Currently, I'm trying to learn arrows and Yampa (mainly to see how well it compares to my own dataflow/reactive stuff that was written in C#, C++ and assembler)
Arrows won't work with HaRe at the moment, therefore Yampa won't either; which is a shame.
First of all, let's see if I get the concept of a "syntax directed editor" right. The idea is, that I (or my company), has a specific indentation rule, naming convention rule, etc... When I get code from someone else (in a syntax tree form ala XML), it will immediately show the text using my conventions.
Yep, this was what I was thinking to some extent. Furthermore, when I need to perform refactoring, a rename is
just *one* change to the entire system, no matter how many other files use the name; no more merging for stupid renames.
I'm a little confused as to what you mean here. A renaming renames all (and only those) uses of an identifier within a particular definition, and not every use of a particular name. The binding structure of the program must not be affected; and there must be no introduction of ambiguity in the namespace. You can do this with HaRe, but HaRe currently refactors Programatica data types. If you can somehow convert your AST into what HaRe expects then the refactoring will work, but you will need to tweak our pretty printer (and turn off layout preservation). When diffing, whitespace,
indentation, etc does not matter; the structure of the files is compared instead.
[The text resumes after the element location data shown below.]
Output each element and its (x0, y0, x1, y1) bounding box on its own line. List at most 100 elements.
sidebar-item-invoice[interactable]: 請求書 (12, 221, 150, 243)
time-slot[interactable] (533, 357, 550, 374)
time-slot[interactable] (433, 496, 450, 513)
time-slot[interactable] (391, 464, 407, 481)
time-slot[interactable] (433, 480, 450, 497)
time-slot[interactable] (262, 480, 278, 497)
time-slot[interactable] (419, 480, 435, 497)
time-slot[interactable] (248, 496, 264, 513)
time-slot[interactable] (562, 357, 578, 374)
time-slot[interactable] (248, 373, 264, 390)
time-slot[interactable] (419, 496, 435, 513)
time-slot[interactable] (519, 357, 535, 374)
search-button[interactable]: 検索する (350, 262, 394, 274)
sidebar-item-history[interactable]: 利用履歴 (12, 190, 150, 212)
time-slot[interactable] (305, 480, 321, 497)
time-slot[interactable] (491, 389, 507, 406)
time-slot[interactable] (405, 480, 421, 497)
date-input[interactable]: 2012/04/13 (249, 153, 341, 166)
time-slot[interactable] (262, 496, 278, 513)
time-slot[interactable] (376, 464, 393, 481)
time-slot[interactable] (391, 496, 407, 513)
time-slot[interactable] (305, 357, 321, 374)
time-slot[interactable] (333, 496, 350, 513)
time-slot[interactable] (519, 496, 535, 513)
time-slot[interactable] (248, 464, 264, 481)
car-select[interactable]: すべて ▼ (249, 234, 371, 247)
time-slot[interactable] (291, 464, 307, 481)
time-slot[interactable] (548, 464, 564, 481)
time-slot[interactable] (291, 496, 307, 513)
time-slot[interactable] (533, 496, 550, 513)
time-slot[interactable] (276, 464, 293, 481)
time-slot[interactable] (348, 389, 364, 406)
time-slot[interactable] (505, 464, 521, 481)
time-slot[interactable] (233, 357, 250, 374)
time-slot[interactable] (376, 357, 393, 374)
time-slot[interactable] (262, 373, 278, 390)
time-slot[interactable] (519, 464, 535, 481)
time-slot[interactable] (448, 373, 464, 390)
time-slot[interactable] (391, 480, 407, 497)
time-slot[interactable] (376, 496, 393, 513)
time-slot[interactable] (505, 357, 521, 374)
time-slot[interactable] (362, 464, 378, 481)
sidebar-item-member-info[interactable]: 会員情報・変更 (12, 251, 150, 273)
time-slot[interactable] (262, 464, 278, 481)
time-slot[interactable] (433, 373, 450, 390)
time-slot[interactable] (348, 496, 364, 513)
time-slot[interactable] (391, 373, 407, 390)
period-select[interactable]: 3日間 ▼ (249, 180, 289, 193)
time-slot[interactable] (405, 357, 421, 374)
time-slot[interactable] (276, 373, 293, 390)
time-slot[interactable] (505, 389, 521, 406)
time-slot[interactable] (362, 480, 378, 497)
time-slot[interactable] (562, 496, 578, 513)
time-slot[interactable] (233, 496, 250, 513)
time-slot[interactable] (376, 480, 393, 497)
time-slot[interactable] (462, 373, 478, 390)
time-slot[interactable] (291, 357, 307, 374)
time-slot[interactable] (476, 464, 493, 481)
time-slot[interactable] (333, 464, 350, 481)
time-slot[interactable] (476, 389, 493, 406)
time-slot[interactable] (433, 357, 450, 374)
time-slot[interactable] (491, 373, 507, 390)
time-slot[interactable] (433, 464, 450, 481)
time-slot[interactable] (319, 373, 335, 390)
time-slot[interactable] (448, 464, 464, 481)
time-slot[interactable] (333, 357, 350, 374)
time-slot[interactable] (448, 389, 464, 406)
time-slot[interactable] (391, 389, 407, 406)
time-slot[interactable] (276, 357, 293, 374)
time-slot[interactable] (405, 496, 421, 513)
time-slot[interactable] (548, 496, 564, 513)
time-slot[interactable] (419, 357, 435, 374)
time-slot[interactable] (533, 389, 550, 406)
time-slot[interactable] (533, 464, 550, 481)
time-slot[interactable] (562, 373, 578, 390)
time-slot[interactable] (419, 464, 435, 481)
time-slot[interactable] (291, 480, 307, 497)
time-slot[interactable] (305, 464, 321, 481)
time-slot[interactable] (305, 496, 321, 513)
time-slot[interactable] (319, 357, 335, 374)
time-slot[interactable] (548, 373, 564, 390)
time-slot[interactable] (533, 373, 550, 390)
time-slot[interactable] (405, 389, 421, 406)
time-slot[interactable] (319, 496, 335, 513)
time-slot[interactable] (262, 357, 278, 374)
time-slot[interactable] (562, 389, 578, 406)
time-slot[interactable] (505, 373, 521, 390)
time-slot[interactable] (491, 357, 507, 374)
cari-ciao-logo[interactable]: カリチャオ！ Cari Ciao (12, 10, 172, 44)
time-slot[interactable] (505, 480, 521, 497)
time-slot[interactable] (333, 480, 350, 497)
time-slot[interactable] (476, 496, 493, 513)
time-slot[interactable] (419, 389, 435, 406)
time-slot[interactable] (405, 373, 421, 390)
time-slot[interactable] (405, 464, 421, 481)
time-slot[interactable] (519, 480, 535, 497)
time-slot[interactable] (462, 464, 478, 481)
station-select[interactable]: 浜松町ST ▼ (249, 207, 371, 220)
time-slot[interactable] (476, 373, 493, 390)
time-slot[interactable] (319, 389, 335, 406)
There is also (preliminary at the moment) duplicate code detection built into HaRe. This is based on the principle of looking at the shape of functions and expressions, concentrating on where variables are bound and whether one term is an intance of another. Duplicate expressions can be converted into a more general abstraction, transforming the duplicate expressions into function calls (parameterised by their differences). Cheers, Chris.